時間はかかっても良いと思っていたのだが、その後はなかなかに大変な状況になった。まず、彼女が歌を歌ったことだ。しかも解説付きで。有名な曲だったから音源は残っているけれど、眼の前で歌われたのは、僕にとっては本当に彼女が生きているのだと実感できてインパクトがあった。他の人にとっては、歌も感動したが、彼女の話す『お花見』の様子は書物や画像で見るのとは違う『真実味』に溢れていて、当時の人々にとって『春』やその象徴である『桜』の重みがいかほどだったかが感じられるものだった。
そんな理由で、僕としては彼女が元気になればそれで良かったのだけれど、他の人たちにとって彼女は生きた歴史書であり殆どが失われてしまった文化の語り部であり、その価値は計り知れないものになった。そのせいで彼女は次の日から歌の練習、というかそれに向けた体力づくりが始まって、かなり苦労していた。

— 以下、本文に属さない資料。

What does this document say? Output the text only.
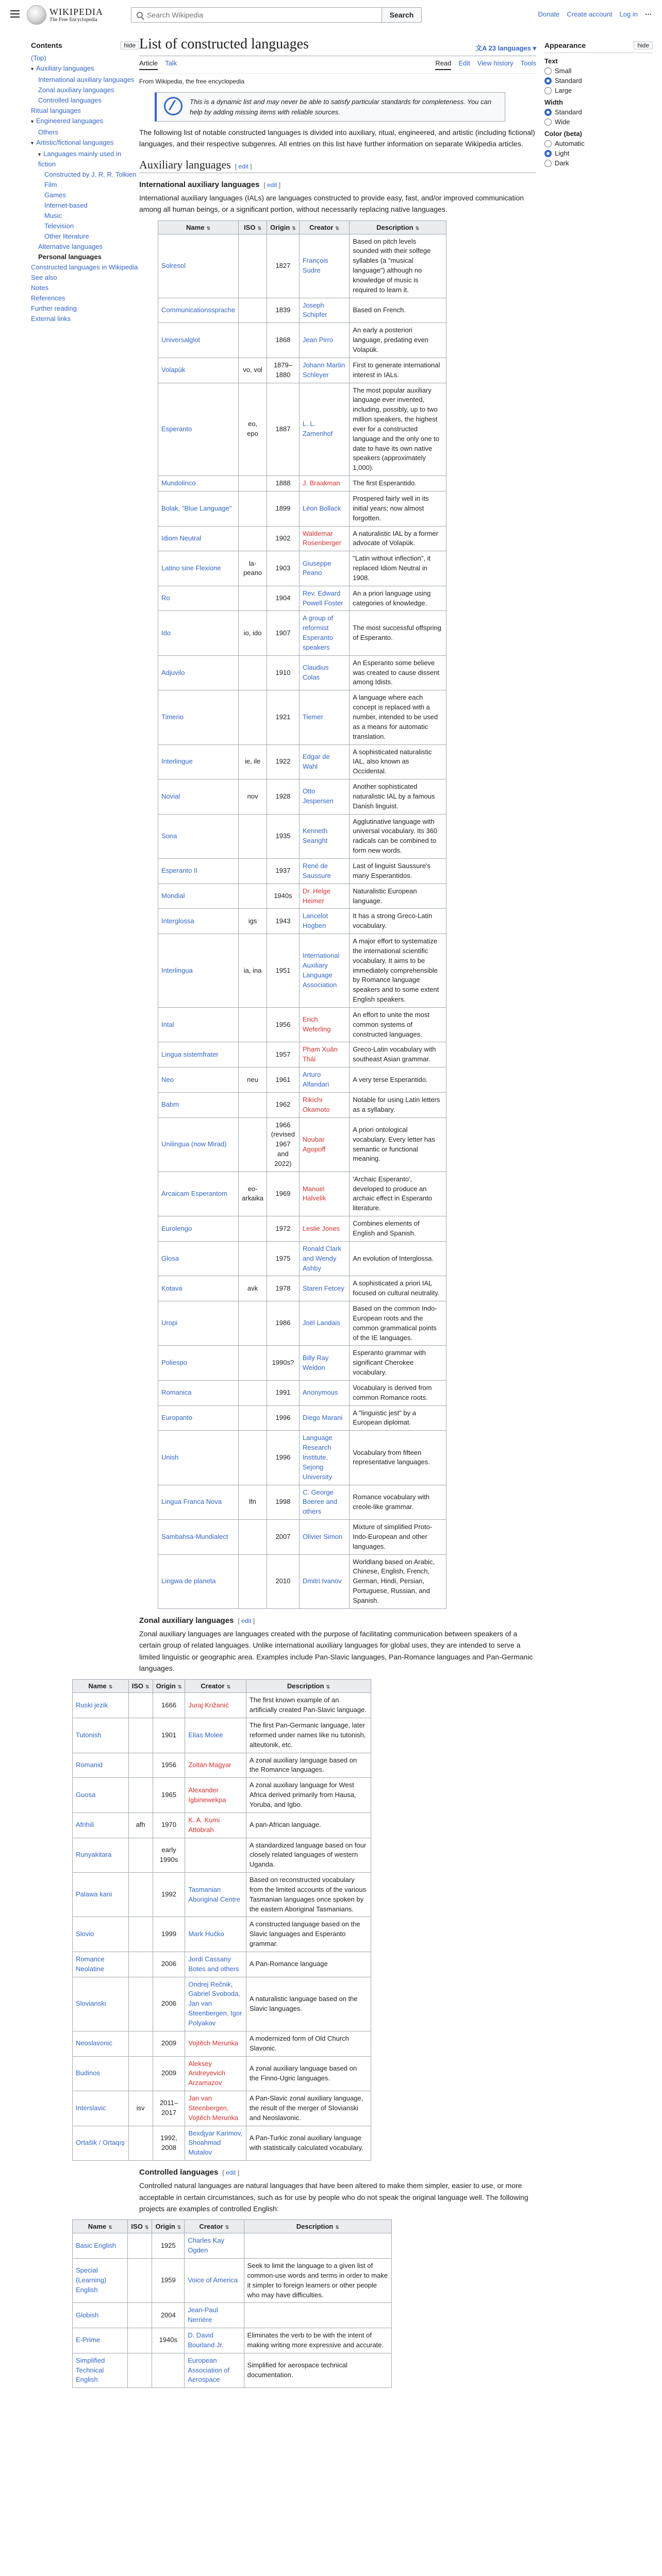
WIKIPEDIA
The Free Encyclopedia
Search Wikipedia
Search	Donate Create account Log in ⋯
Contents	hide
(Top)
▾ Auxiliary languages
International auxiliary languages
Zonal auxiliary languages
Controlled languages
Ritual languages
▾ Engineered languages
Others
▾ Artistic/fictional languages
▾ Languages mainly used in fiction
Constructed by J. R. R. Tolkien
Film
Games
Internet-based
Music
Television
Other literature
Alternative languages
Personal languages
Constructed languages in Wikipedia
See also
Notes
References
Further reading
External links
Appearance	hide
Text
Small
Standard
Large
Width
Standard
Wide
Color (beta)
Automatic
Light
Dark
List of constructed languages	文A 23 languages ▾
Article Talk	Read Edit View history Tools
From Wikipedia, the free encyclopedia
This is a dynamic list and may never be able to satisfy particular standards for completeness. You can help by adding missing items with reliable sources.

The following list of notable constructed languages is divided into auxiliary, ritual, engineered, and artistic (including fictional) languages, and their respective subgenres. All entries on this list have further information on separate Wikipedia articles.

Auxiliary languages [ edit ]
International auxiliary languages [ edit ]

International auxiliary languages (IALs) are languages constructed to provide easy, fast, and/or improved communication among all human beings, or a significant portion, without necessarily replacing native languages.

Name ⇅	ISO ⇅	Origin ⇅	Creator ⇅	Description ⇅
Solresol		1827	François Sudre	Based on pitch levels sounded with their solfege syllables (a "musical language") although no knowledge of music is required to learn it.
Communicationssprache		1839	Joseph Schipfer	Based on French.
Universalglot		1868	Jean Pirro	An early a posteriori language, predating even Volapük.
Volapük	vo, vol	1879–1880	Johann Martin Schleyer	First to generate international interest in IALs.
Esperanto	eo, epo	1887	L. L. Zamenhof	The most popular auxiliary language ever invented, including, possibly, up to two million speakers, the highest ever for a constructed language and the only one to date to have its own native speakers (approximately 1,000).
Mundolinco		1888	J. Braakman	The first Esperantido.
Bolak, "Blue Language"		1899	Léon Bollack	Prospered fairly well in its initial years; now almost forgotten.
Idiom Neutral		1902	Waldemar Rosenberger	A naturalistic IAL by a former advocate of Volapük.
Latino sine Flexione	la-peano	1903	Giuseppe Peano	"Latin without inflection", it replaced Idiom Neutral in 1908.
Ro		1904	Rev. Edward Powell Foster	An a priori language using categories of knowledge.
Ido	io, ido	1907	A group of reformist Esperanto speakers	The most successful offspring of Esperanto.
Adjuvilo		1910	Claudius Colas	An Esperanto some believe was created to cause dissent among Idists.
Timerio		1921	Tiemer	A language where each concept is replaced with a number, intended to be used as a means for automatic translation.
Interlingue	ie, ile	1922	Edgar de Wahl	A sophisticated naturalistic IAL, also known as Occidental.
Novial	nov	1928	Otto Jespersen	Another sophisticated naturalistic IAL by a famous Danish linguist.
Sona		1935	Kenneth Searight	Agglutinative language with universal vocabulary. Its 360 radicals can be combined to form new words.
Esperanto II		1937	René de Saussure	Last of linguist Saussure's many Esperantidos.
Mondial		1940s	Dr. Helge Heimer	Naturalistic European language.
Interglossa	igs	1943	Lancelot Hogben	It has a strong Greco-Latin vocabulary.
Interlingua	ia, ina	1951	International Auxiliary Language Association	A major effort to systematize the international scientific vocabulary. It aims to be immediately comprehensible by Romance language speakers and to some extent English speakers.
Intal		1956	Erich Weferling	An effort to unite the most common systems of constructed languages.
Lingua sistemfrater		1957	Phạm Xuân Thái	Greco-Latin vocabulary with southeast Asian grammar.
Neo	neu	1961	Arturo Alfandari	A very terse Esperantido.
Babm		1962	Rikichi Okamoto	Notable for using Latin letters as a syllabary.
Unilingua (now Mirad)		1966 (revised 1967 and 2022)	Noubar Agopoff	A priori ontological vocabulary. Every letter has semantic or functional meaning.
Arcaicam Esperantom	eo-arkaika	1969	Manuel Halvelik	'Archaic Esperanto', developed to produce an archaic effect in Esperanto literature.
Eurolengo		1972	Leslie Jones	Combines elements of English and Spanish.
Glosa		1975	Ronald Clark and Wendy Ashby	An evolution of Interglossa.
Kotava	avk	1978	Staren Fetcey	A sophisticated a priori IAL focused on cultural neutrality.
Uropi		1986	Joël Landais	Based on the common Indo-European roots and the common grammatical points of the IE languages.
Poliespo		1990s?	Billy Ray Weldon	Esperanto grammar with significant Cherokee vocabulary.
Romanica		1991	Anonymous	Vocabulary is derived from common Romance roots.
Europanto		1996	Diego Marani	A "linguistic jest" by a European diplomat.
Unish		1996	Language Research Institute, Sejong University	Vocabulary from fifteen representative languages.
Lingua Franca Nova	lfn	1998	C. George Boeree and others	Romance vocabulary with creole-like grammar.
Sambahsa-Mundialect		2007	Olivier Simon	Mixture of simplified Proto-Indo-European and other languages.
Lingwa de planeta		2010	Dmitri Ivanov	Worldlang based on Arabic, Chinese, English, French, German, Hindi, Persian, Portuguese, Russian, and Spanish.
Zonal auxiliary languages [ edit ]

Zonal auxiliary languages are languages created with the purpose of facilitating communication between speakers of a certain group of related languages. Unlike international auxiliary languages for global uses, they are intended to serve a limited linguistic or geographic area. Examples include Pan-Slavic languages, Pan-Romance languages and Pan-Germanic languages.

Name ⇅	ISO ⇅	Origin ⇅	Creator ⇅	Description ⇅
Ruski jezik		1666	Juraj Križanić	The first known example of an artificially created Pan-Slavic language.
Tutonish		1901	Elias Molee	The first Pan-Germanic language, later reformed under names like nu tutonish, alteutonik, etc.
Romanid		1956	Zoltán Magyar	A zonal auxiliary language based on the Romance languages.
Guosa		1965	Alexander Igbinewekpa	A zonal auxiliary language for West Africa derived primarily from Hausa, Yoruba, and Igbo.
Afrihili	afh	1970	K. A. Kumi Attobrah	A pan-African language.
Runyakitara		early 1990s		A standardized language based on four closely related languages of western Uganda.
Palawa kani		1992	Tasmanian Aboriginal Centre	Based on reconstructed vocabulary from the limited accounts of the various Tasmanian languages once spoken by the eastern Aboriginal Tasmanians.
Slovio		1999	Mark Hučko	A constructed language based on the Slavic languages and Esperanto grammar.
Romance Neolatine		2006	Jordi Cassany Botes and others	A Pan-Romance language
Slovianski		2006	Ondrej Rečnik, Gabriel Svoboda, Jan van Steenbergen, Igor Polyakov	A naturalistic language based on the Slavic languages.
Neoslavonic		2009	Vojtěch Merunka	A modernized form of Old Church Slavonic.
Budinos		2009	Aleksey Andreyevich Arzamazov	A zonal auxiliary language based on the Finno-Ugric languages.
Interslavic	isv	2011–2017	Jan van Steenbergen, Vojtěch Merunka	A Pan-Slavic zonal auxiliary language, the result of the merger of Slovianski and Neoslavonic.
Ortašik / Ortaqış		1992, 2008	Bexdjyar Karimov, Shoahmad Mutalov	A Pan-Turkic zonal auxiliary language with statistically calculated vocabulary.
Controlled languages [ edit ]

Controlled natural languages are natural languages that have been altered to make them simpler, easier to use, or more acceptable in certain circumstances, such as for use by people who do not speak the original language well. The following projects are examples of controlled English:

Name ⇅	ISO ⇅	Origin ⇅	Creator ⇅	Description ⇅
Basic English		1925	Charles Kay Ogden	
Special (Learning) English		1959	Voice of America	Seek to limit the language to a given list of common-use words and terms in order to make it simpler to foreign learners or other people who may have difficulties.
Globish		2004	Jean-Paul Nerrière	
E-Prime		1940s	D. David Bourland Jr.	Eliminates the verb to be with the intent of making writing more expressive and accurate.
Simplified Technical English			European Association of Aerospace	Simplified for aerospace technical documentation.
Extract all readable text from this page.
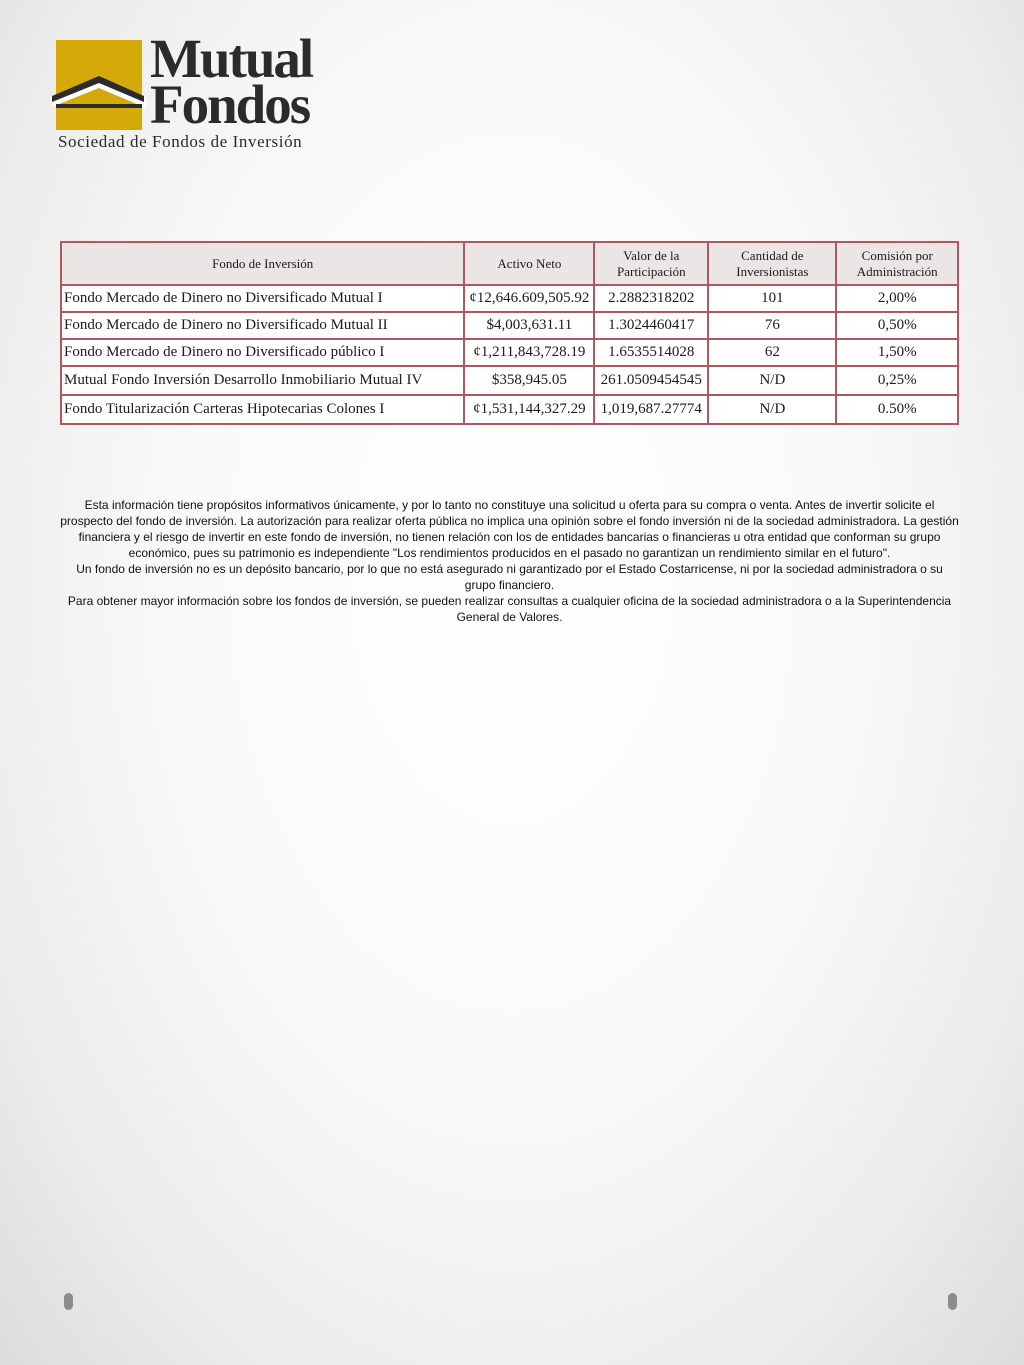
Mutual
Fondos
Sociedad de Fondos de Inversión
Fondo de Inversión	Activo Neto	Valor de la Participación	Cantidad de Inversionistas	Comisión por Administración
Fondo Mercado de Dinero no Diversificado Mutual I	¢12,646.609,505.92	2.2882318202	101	2,00%
Fondo Mercado de Dinero no Diversificado Mutual II	$4,003,631.11	1.3024460417	76	0,50%
Fondo Mercado de Dinero no Diversificado público I	¢1,211,843,728.19	1.6535514028	62	1,50%
Mutual Fondo Inversión Desarrollo Inmobiliario Mutual IV	$358,945.05	261.0509454545	N/D	0,25%
Fondo Titularización Carteras Hipotecarias Colones I	¢1,531,144,327.29	1,019,687.27774	N/D	0.50%

Esta información tiene propósitos informativos únicamente, y por lo tanto no constituye una solicitud u oferta para su compra o venta. Antes de invertir solicite el prospecto del fondo de inversión. La autorización para realizar oferta pública no implica una opinión sobre el fondo inversión ni de la sociedad administradora. La gestión financiera y el riesgo de invertir en este fondo de inversión, no tienen relación con los de entidades bancarias o financieras u otra entidad que conforman su grupo económico, pues su patrimonio es independiente "Los rendimientos producidos en el pasado no garantizan un rendimiento similar en el futuro".

Un fondo de inversión no es un depósito bancario, por lo que no está asegurado ni garantizado por el Estado Costarricense, ni por la sociedad administradora o su grupo financiero.

Para obtener mayor información sobre los fondos de inversión, se pueden realizar consultas a cualquier oficina de la sociedad administradora o a la Superintendencia General de Valores.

参ったのは彼女が自分の魅力に無自覚なことだ。トレーニングのしすぎで筋肉痛になったという時は、どうしてもと頼まれてお腹に痛み止めのテープを貼ったのだが、無防備に衣服をめくり上げ真っ白なお腹を見せるものだから、医者という立場でありながら赤面してしまった。貼った後は無邪気に喜んでいるがこっちの心臓に悪い。その後も歌ったり昔のことを説明したりする度に、こちらを見上げて「どうだ」と言わんばかりの笑顔になる。可愛いのでやめてほしい。どんな顔をしてどんな答えを言えばいいのかわからず、ついモニタに視線を移してしまう。そのうちジゼルとヤープという研究者も参加することになったのだがどちらも彼女との距離が近すぎる。特にヤープは発音がみたいというのは理解できるが、顔が近すぎて彼女も困っているのが数値からわかる。心拍数が高すぎで、これが続いたら、会う=心拍数上がる=特別に感じている=好意がある、のように身体から心が刺激されて勘違いしてしまうかもしれない。慌ててモニタを設置したが口元が大写しになるのでこれもまた困る…。自分の感情を持て余すこの状況に、どうしてこうなったのかと考えてしまうし、それを突き詰めていくと多分僕にとって不都合なことになるだろう…この先どうなるのか頭が痛い。
お読みくださり、どうもありがとうございます。がんばります。